El ataque a la Iglesia, que gradualmente se convirtió en un ataque del propio cristianismo, fue un negocio complicado. Después del derrocamiento de la monarquía, los sacerdotes que se negaron a aceptar la Constitución Civil del Clero recibieron la orden de abandonar el país. Aquellos que fueron descubiertos posteriormente en Francia podrían sospecharse razonablemente de intenciones contrarrevolucionarias. Los que aceptaron el acuerdo, condenados por el Papa, se comprometieron con la revolución. Sin embargo, la república se estaba convirtiendo gradualmente en una especie de religión por derecho propio. La Convención insistía en que ‘Naturaleza’ permitía que los sacerdotes se casaran y que los cónyuges se divorciaran, lo que la ley canónica pudiera decir lo contrario. En su búsqueda de cualquier cosa que ayudara a las finanzas y el esfuerzo de guerra, el gobierno ordenó que se despojara a las iglesias de sus platos, campanas y cuerdas. Por lo tanto, la opinión pública no estaba del todo preparada para el asalto a la religión misma que fue lanzada por algunos radicales de París, tal vez como una maniobra política, en el otoño de 1793. Los sacerdotes fueron intimidados para que renunciaran, algunos de ellos necesitaban poca presión, y el curé rouge se convirtió en una figura familiar entre los extremistas revolucionarios. Se celebró un servicio en honor a la diosa Razón en Notre Dame, y la Comuna ordenó el cierre de todas las iglesias de París. Actividades similares tuvieron lugar en la mayoría de las ciudades francesas, a menudo acompañadas de procesiones burlescas que incluían burros mitrados y autos de fe de símbolos y vestimentas religiosas. Pocas iglesias estaban abiertas en algún lugar a finales de año. Robespierre encontró esto profundamente antipático. Un deísta devoto, se sorprendió por lo que vio como ateísmo. Como estadista no podía evitar preguntarse si esta indignación gratuita a los sentimientos religiosos de una gran parte de la población no era parte de un complot contrarrevolucionario para desacreditar a Francia en el extranjero y provocar nuevas revueltas en el país. Con bastante dificultad, persuadió a la Convención de que reafirmara su compromiso con la libertad religiosa, pero esto tuvo poco efecto práctico y las iglesias permanecieron cerradas.
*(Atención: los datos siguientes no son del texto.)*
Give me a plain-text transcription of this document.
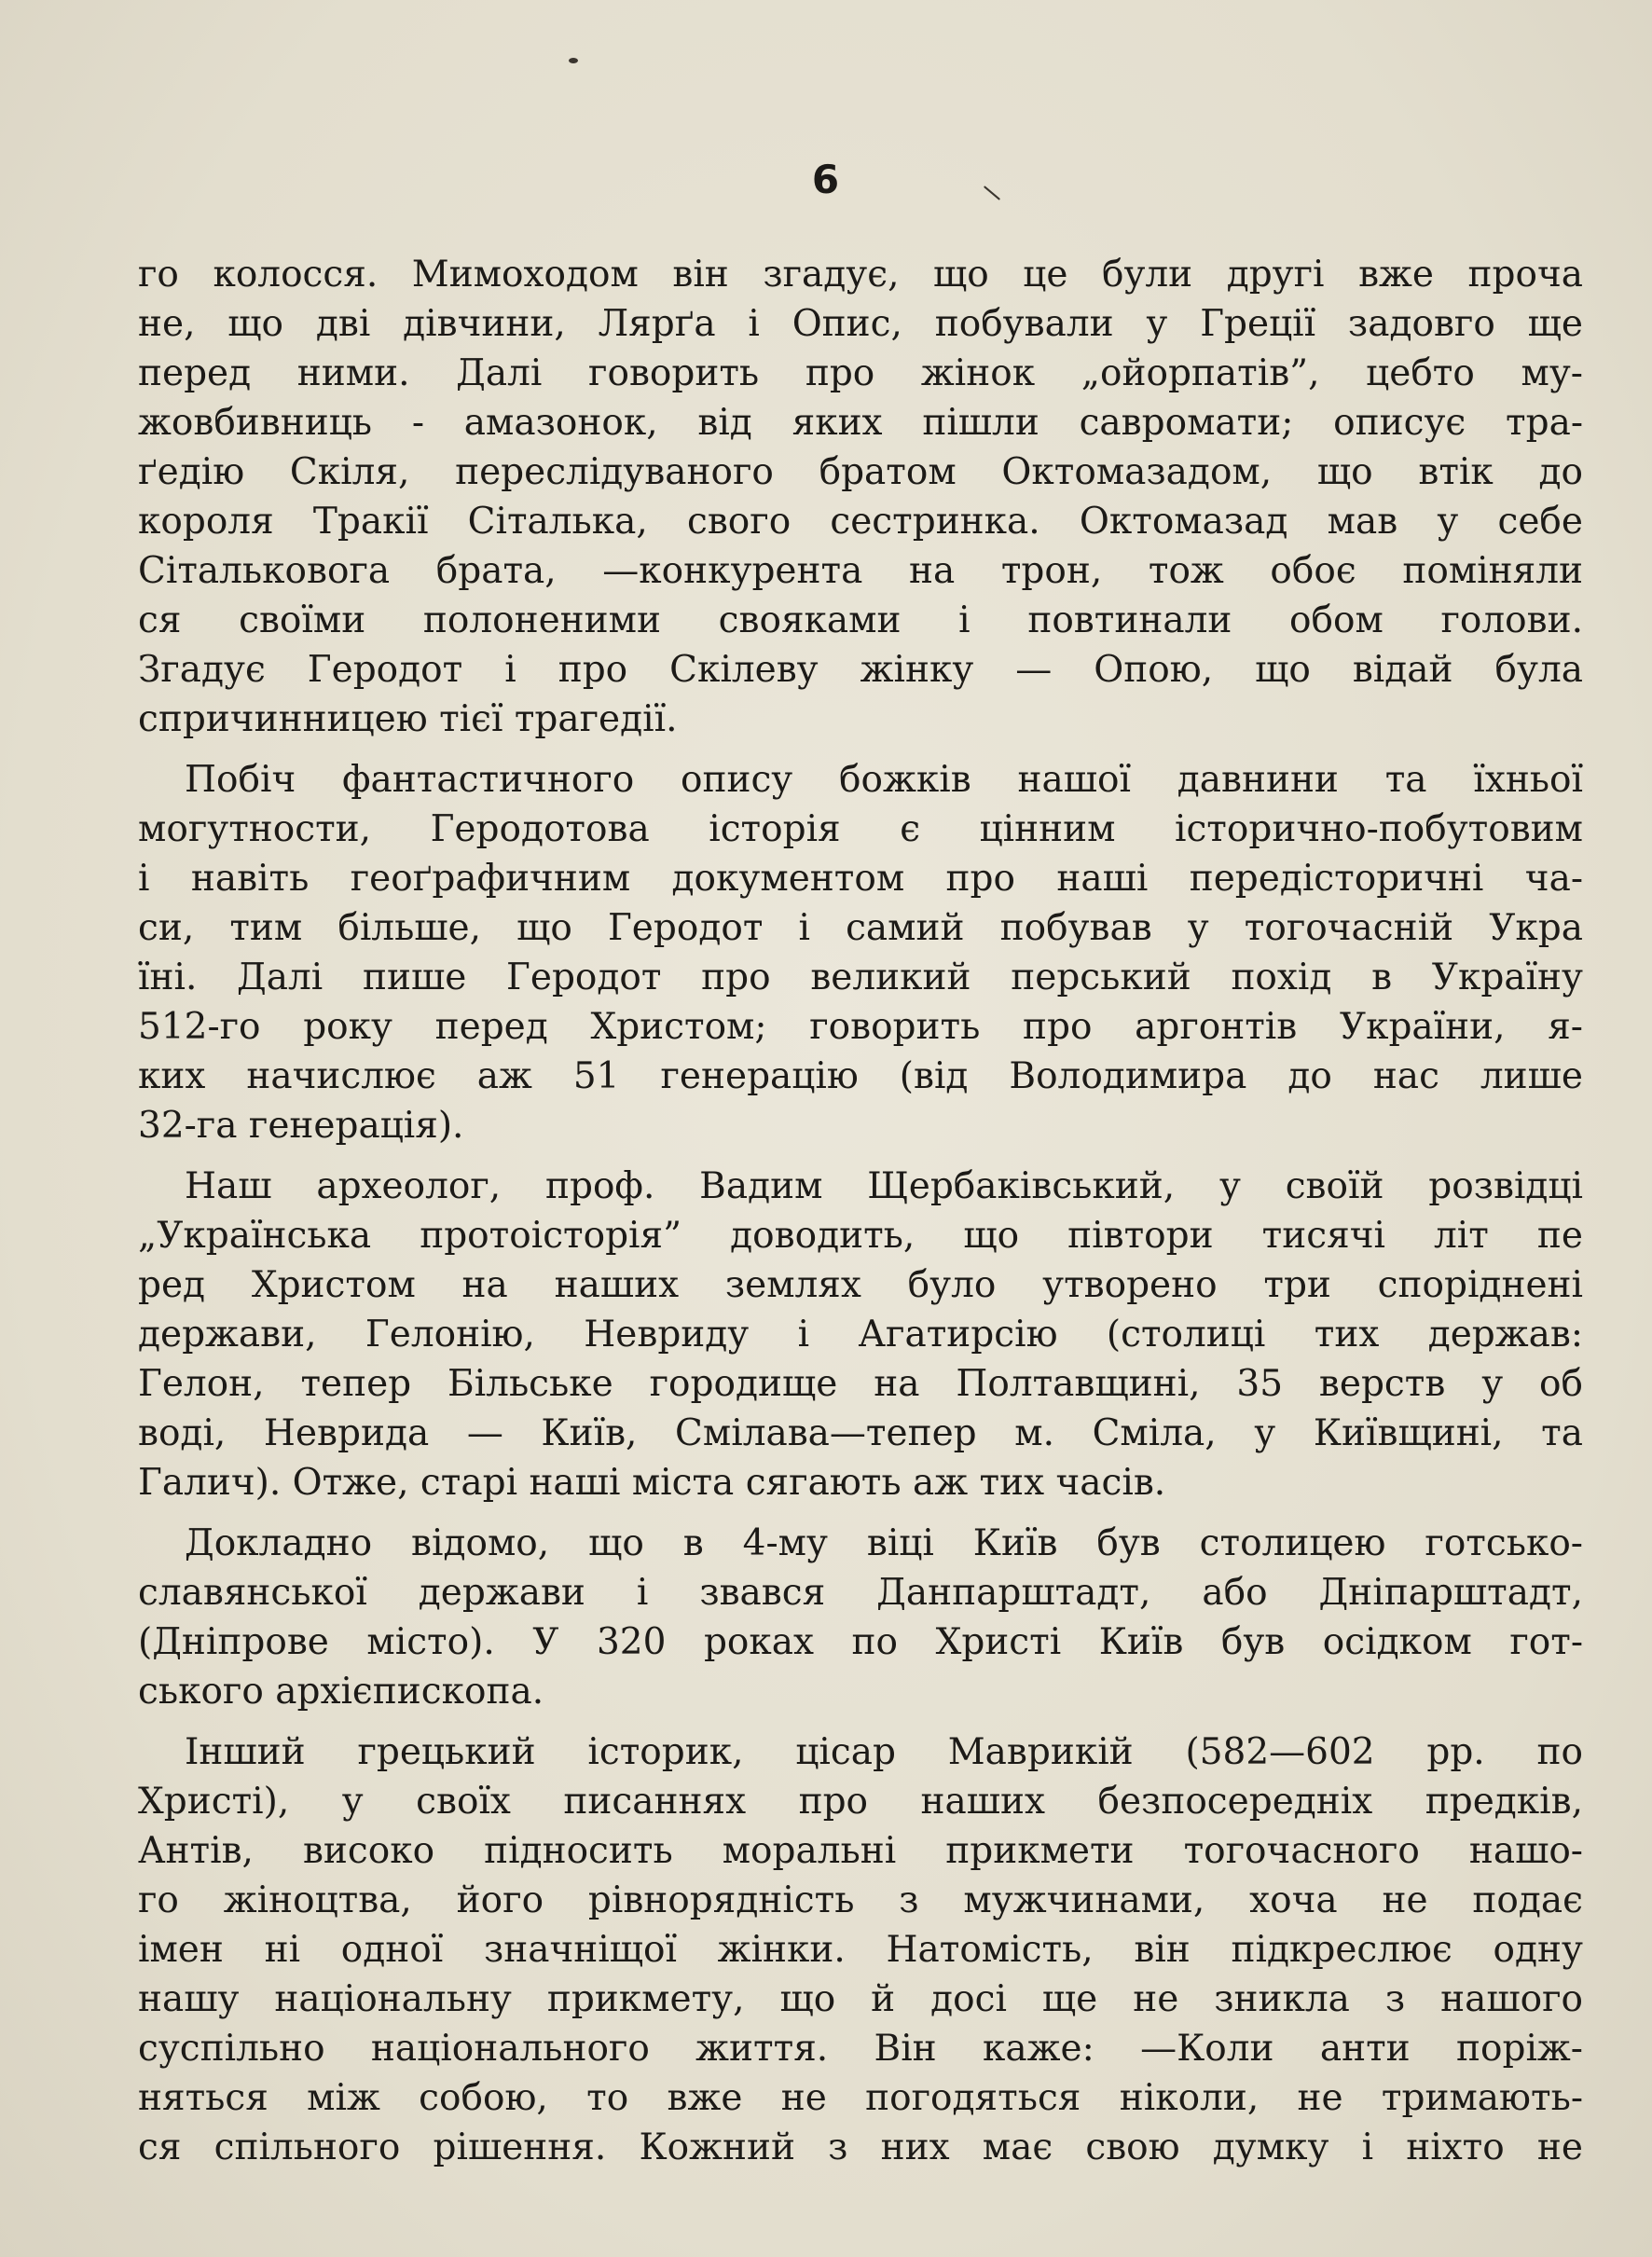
6
го колосся. Мимоходом він згадує, що це були другі вже проча
не, що дві дівчини, Лярґа і Опис, побували у Греції задовго ще
перед ними. Далі говорить про жінок „ойорпатів”, цебто му-
жовбивниць - амазонок, від яких пішли савромати; описує тра-
ґедію Скіля, переслідуваного братом Октомазадом, що втік до
короля Тракії Сіталька, свого сестринка. Октомазад мав у себе
Сітальковога брата, —конкурента на трон, тож обоє поміняли
ся своїми полоненими свояками і повтинали обом голови.
Згадує Геродот і про Скілеву жінку — Опою, що відай була
спричинницею тієї трагедії.
Побіч фантастичного опису божків нашої давнини та їхньої
могутности, Геродотова історія є цінним історично-побутовим
і навіть геоґрафичним документом про наші передісторичні ча-
си, тим більше, що Геродот і самий побував у тогочасній Укра
їні. Далі пише Геродот про великий перський похід в Україну
512-го року перед Христом; говорить про аргонтів України, я-
ких начислює аж 51 генерацію (від Володимира до нас лише
32-га генерація).
Наш археолог, проф. Вадим Щербаківський, у своїй розвідці
„Українська протоісторія” доводить, що півтори тисячі літ пе
ред Христом на наших землях було утворено три споріднені
держави, Гелонію, Невриду і Агатирсію (столиці тих держав:
Гелон, тепер Більське городище на Полтавщині, 35 верств у об
воді, Неврида — Київ, Смілава—тепер м. Сміла, у Київщині, та
Галич). Отже, старі наші міста сягають аж тих часів.
Докладно відомо, що в 4-му віці Київ був столицею готсько-
славянської держави і звався Данпарштадт, або Дніпарштадт,
(Дніпрове місто). У 320 роках по Христі Київ був осідком гот-
ського архієпископа.
Інший грецький історик, цісар Маврикій (582—602 рр. по
Христі), у своїх писаннях про наших безпосередніх предків,
Антів, високо підносить моральні прикмети тогочасного нашо-
го жіноцтва, його рівнорядність з мужчинами, хоча не подає
імен ні одної значніщої жінки. Натомість, він підкреслює одну
нашу національну прикмету, що й досі ще не зникла з нашого
суспільно національного життя. Він каже: —Коли анти поріж-
няться між собою, то вже не погодяться ніколи, не тримають-
ся спільного рішення. Кожний з них має свою думку і ніхто не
En cierto sentido, el Terror fue un regreso a los caminos del pasado. Los franceses estaban acostumbrados a un gobierno autoritario y, en ocasiones, paternal. La autoridad siempre había venido de arriba; había sido tan evidente en el gobierno local como en el central, y se había aplicado a todos los aspectos de la vida de un hombre: lo que hacía, lo que leía, lo que creía, las obras que podía ver, lo que pagaba por su comida y recibido en salarios, y lo que se le permitió decir en público. La palabra francesa policía implicaba la supervisión general de la vida de una comunidad y no solo la captura de delincuentes. Al principio, la revolución había cambiado todo esto, con la elección de todos aquellos que ejercían cualquier tipo de autoridad pública, libertad de opinión y el derecho del individuo a hacer cualquier cosa que no esté formalmente prohibida por la ley. El Terror marcó un regreso a las viejas formas familiares. Sus sanciones pueden haber sido feroces, pero en cierto sentido fueron tranquilizadoras. El país volvió a tener un gobierno, y uno que no tenía inhibiciones para decirle a la gente qué hacer, qué pensar y cómo comportarse. El Comité de Seguridad Pública, junto con la autoridad policial, el Comité de Seguridad General, había establecido su control sobre el gobierno central y local a fines de 1793. En la práctica, si no en teoría, esto redujo las iniciativas más extravagantes de algunos de los representantes más extremos en misión. La Oficina de Guerra suministró a las tropas material de lectura apropiado, que incluía el Père Duchesne de Hébert, mientras que la Comuna de París se aseguró de que solo se realizaran las jugadas correctas y trató de limpiar las calles de prostitutas, que eran una amenaza para el vértigo como se definiera. Una vez más, la policía tenía derecho a saber quién vivía dónde y de qué hablaba la gente en los cafés. Los comités de las Secciones emitieron tarjetas de racionamiento y entregaron los certificados de civismo que debían presentar todos aquellos que querían un empleo público. La gente estaba siendo atendida, así como vigilada.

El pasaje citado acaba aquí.